Dans la réussite de vos deux derniers matches, qu'est-ce qui appartient au fait que vous avez pu aligner deux fois de suite la même équipe pour la première fois depuis votre nomination ?
Je suis content que vous le remarquiez. C'est bien qu'on puisse le faire, mais ce n'est pas une obligation. La forme du moment et l'adversaire peuvent conduire à des changements. Mais ça permet de travailler dans la continuité. On dure dans la Coupe du monde, on peut le faire, c'est un plus. Mais je ne publierai pas la composition de mon équipe avant mercredi soir. (NDLR, il est probable que Raymond Domenech aligne le même onze de départ que face au Brésil et l'Espagne, auquel cas ce serait la première fois depuis 1958 qu'une équipe de France jouerait trois fois de suite avec la même équipe : Barthez - Sagnol, Thuram, Gallas, Abidal - Vieira, Makelele - Ribéry, Zidane, Malouda - Henry).
Avez-vous l'impression que votre équipe s'est trouvée dans la difficulté ?
C'est une constante dans les Coupes du monde. Je n'ai pas de souvenir d'équipe euphorique en préparation, euphorique au premier tour et qui soit allée au bout. C'est long, un mois et demi ensemble à travailler, à s'écouter, à rester éloigné de chez soi. Tenir ou pas, c'est le résultat de divers ingrédients. Le seul moment où ça pourra basculer entre difficulté et réussite, c'est le 9 juillet après le match. Avant, c'est de la reconstruction permanente. Il y a aujourd'hui un basculement dans l'opinion et dans la façon dont les gens nous voient. Dans notre confiance aussi, c'est vrai, mais c'est logique. Les bons matches renforcent chacun dans ce qu'il est capable de faire.
Certains aspect du jeu de l'équipe et des retombées de son parcours rappellent 1998. Y êtes-vous sensible ?

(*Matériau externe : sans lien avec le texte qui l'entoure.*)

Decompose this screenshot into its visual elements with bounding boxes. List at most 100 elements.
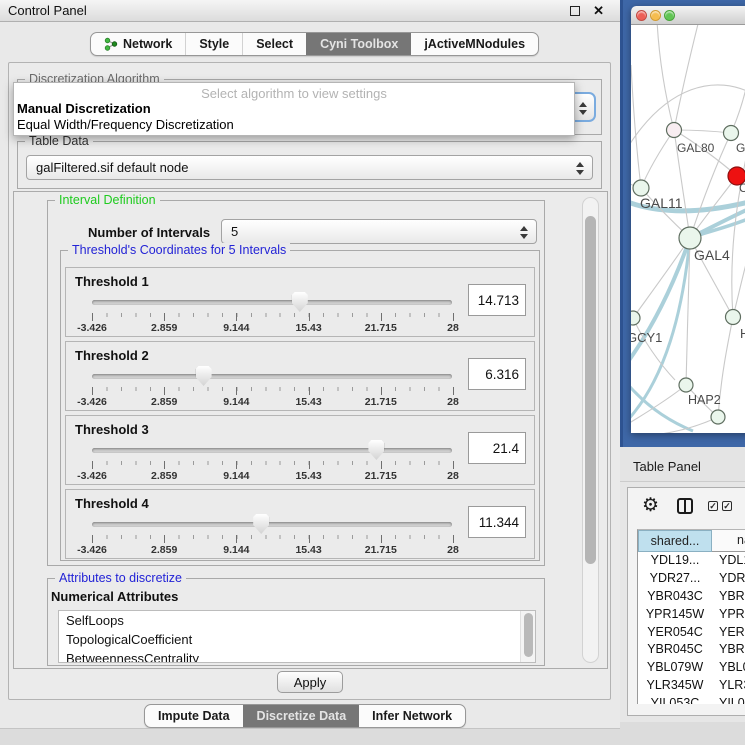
slider-thumb[interactable] [368, 440, 384, 460]
major-tick [236, 387, 237, 395]
node-label: GCY1 [631, 330, 662, 345]
table-row[interactable]: YBL079WYBL0 [638, 659, 745, 677]
major-tick [236, 313, 237, 321]
tab-jactivemnodules[interactable]: jActiveMNodules [411, 33, 538, 55]
node-gal80[interactable] [667, 123, 682, 138]
node[interactable] [726, 310, 741, 325]
slider-track[interactable] [92, 448, 452, 453]
network-window-titlebar[interactable] [631, 6, 745, 25]
gear-icon[interactable]: ⚙ [642, 493, 659, 519]
tick-label: 21.715 [365, 544, 397, 556]
tab-infer-network[interactable]: Infer Network [359, 705, 465, 727]
numerical-attributes-label: Numerical Attributes [51, 589, 178, 604]
slider-thumb[interactable] [253, 514, 269, 534]
major-tick [309, 535, 310, 543]
major-tick [381, 535, 382, 543]
attribute-item[interactable]: BetweennessCentrality [59, 649, 535, 663]
major-tick [309, 461, 310, 469]
node[interactable] [711, 410, 725, 424]
table-row[interactable]: YLR345WYLR3 [638, 677, 745, 695]
split-columns-icon[interactable] [677, 498, 693, 514]
tab-network[interactable]: Network [91, 33, 185, 55]
cyni-toolbox-panel: Discretization Algorithm Table Data galF… [8, 62, 611, 700]
apply-button[interactable]: Apply [277, 671, 343, 693]
column-header-shared-name[interactable]: shared... [638, 530, 712, 552]
attributes-list-scrollbar[interactable] [520, 611, 535, 662]
node-gal11[interactable] [633, 180, 649, 196]
threshold-value-field[interactable] [468, 358, 526, 390]
minimize-button[interactable] [650, 10, 661, 21]
node-label: GAL11 [640, 195, 683, 211]
tick-label: 2.859 [151, 322, 177, 334]
table-row[interactable]: YIL053CYIL0 [638, 695, 745, 704]
threshold-value-field[interactable] [468, 432, 526, 464]
shared-name-cell: YLR345W [638, 677, 712, 695]
tick-label: -3.426 [77, 544, 107, 556]
tick-label: 2.859 [151, 544, 177, 556]
group-title-attributes: Attributes to discretize [55, 571, 186, 585]
shared-name-cell: YIL053C [638, 695, 712, 704]
name-cell: YBR0 [712, 641, 745, 659]
node[interactable] [724, 126, 739, 141]
threshold-label: Threshold 2 [75, 348, 149, 363]
name-cell: YBL0 [712, 659, 745, 677]
algorithm-option-equal-width[interactable]: Equal Width/Frequency Discretization [14, 117, 574, 133]
major-tick [92, 535, 93, 543]
close-icon[interactable]: ✕ [593, 2, 604, 20]
settings-vertical-scrollbar[interactable] [582, 197, 599, 663]
tick-label: 15.43 [295, 396, 321, 408]
numerical-attributes-list[interactable]: SelfLoopsTopologicalCoefficientBetweenne… [58, 610, 536, 663]
major-tick [236, 461, 237, 469]
number-of-intervals-combobox[interactable]: 5 [221, 219, 537, 244]
zoom-button[interactable] [664, 10, 675, 21]
table-row[interactable]: YDR27...YDR2 [638, 570, 745, 588]
slider-track[interactable] [92, 374, 452, 379]
table-row[interactable]: YBR043CYBR0 [638, 588, 745, 606]
slider-thumb[interactable] [196, 366, 212, 386]
threshold-panel-1: Threshold 1-3.4262.8599.14415.4321.71528 [65, 267, 535, 337]
major-tick [381, 387, 382, 395]
algorithm-hint-option[interactable]: Select algorithm to view settings [14, 86, 574, 101]
tab-cyni-toolbox[interactable]: Cyni Toolbox [306, 33, 411, 55]
threshold-value-field[interactable] [468, 506, 526, 538]
network-canvas[interactable]: GAL80 GAL11 GAL4 GCY1 HAP2 G C H [631, 25, 745, 433]
tick-label: 9.144 [223, 322, 249, 334]
attribute-item[interactable]: TopologicalCoefficient [59, 630, 535, 649]
shared-name-cell: YBL079W [638, 659, 712, 677]
major-tick [453, 535, 454, 543]
scrollbar-thumb[interactable] [524, 613, 533, 657]
threshold-list: Threshold 1-3.4262.8599.14415.4321.71528… [65, 267, 535, 563]
major-tick [381, 461, 382, 469]
checkbox-icon[interactable]: ✓ [708, 501, 718, 511]
attribute-item[interactable]: SelfLoops [59, 611, 535, 630]
network-view-window[interactable]: GAL80 GAL11 GAL4 GCY1 HAP2 G C H [631, 6, 745, 433]
table-row[interactable]: YDL19...YDL1 [638, 552, 745, 570]
float-window-icon[interactable] [570, 6, 580, 16]
table-row[interactable]: YPR145WYPR1 [638, 606, 745, 624]
table-panel-body: ⚙ ✓ ✓ shared... na YDL19...YDL1YDR27...Y… [620, 482, 745, 722]
node-label: HAP2 [688, 393, 721, 407]
table-row[interactable]: YBR045CYBR0 [638, 641, 745, 659]
slider-track[interactable] [92, 300, 452, 305]
checkbox-icon[interactable]: ✓ [722, 501, 732, 511]
algorithm-option-manual[interactable]: Manual Discretization [14, 101, 574, 117]
tick-label: -3.426 [77, 396, 107, 408]
tab-style[interactable]: Style [185, 33, 242, 55]
tab-select[interactable]: Select [242, 33, 306, 55]
table-data-combobox[interactable]: galFiltered.sif default node [26, 155, 593, 180]
table-panel-titlebar: Table Panel [620, 447, 745, 482]
tab-impute-data[interactable]: Impute Data [145, 705, 243, 727]
slider-track[interactable] [92, 522, 452, 527]
attributes-to-discretize-group: Attributes to discretize Numerical Attri… [47, 578, 545, 666]
node-hap2[interactable] [679, 378, 693, 392]
table-row[interactable]: YER054CYER0 [638, 624, 745, 642]
threshold-value-field[interactable] [468, 284, 526, 316]
close-button[interactable] [636, 10, 647, 21]
tick-label: -3.426 [77, 322, 107, 334]
scrollbar-thumb[interactable] [585, 216, 596, 564]
column-header-name[interactable]: na [712, 530, 745, 552]
tab-discretize-data[interactable]: Discretize Data [243, 705, 360, 727]
node-gcy1[interactable] [631, 311, 640, 325]
slider-thumb[interactable] [292, 292, 308, 312]
node-gal4[interactable] [679, 227, 701, 249]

Non. On vit notre expérience. Certains anciens peuvent avoir une mémoire de ce qui s'est passé, mais c'est autre chose, c'est une autre équipe, un autre moment. Nous avons notre histoire à vivre. Les comparaisons deviennent fatigantes à la fin.
Et 2002 ? Pensez-vous avec le recul que ce souvenir a perturbé les joueurs ?
Oui un peu, c'est vrai. Ça a pu exister. Ils n'avaient pas envie de refaire ce qui s'était passé en Corée, et ça freinait un peu certains. Je l'ai ressenti au départ. Le fait de passer a peut-être permis une libération.
Ceci explique les débuts pénibles contre la Suisse ?
Les débuts contre la Suisse n'ont pas été pénibles. La Suisse était une équipe bien organisée, solide, et bien préparée, qui nous a posé des problèmes. On n'a pas pu la battre une seule fois en deux ans, pas plus en phase finale que pendant les qualifications.
Cherchez vous à isoler au maximum vos trois joueurs sous contrat avec la Juventus (Thuram, Vieira et Trezeguet ont appris mardi que leur club risquait une relégation en Série C) ?
Si vous avez un moyen de le faire, donnez le moi. C'est là, c'est dans l'air, ça tombe maintenant. C'est un peu gênant, mais ils ont mis une barrière autour de tout ça. L'objectif, c'est le 9 juillet. Ce n'est pas le moment pour parler d'autre chose.
Avez-vous un message au sujet de l'arbitrage, comme avant France-Brésil ?
Je ne connais même pas sa nationalité. Il est uruguayen ? C'est celui de France-Togo ? (Il réfléchit et sourit). Non, rien.»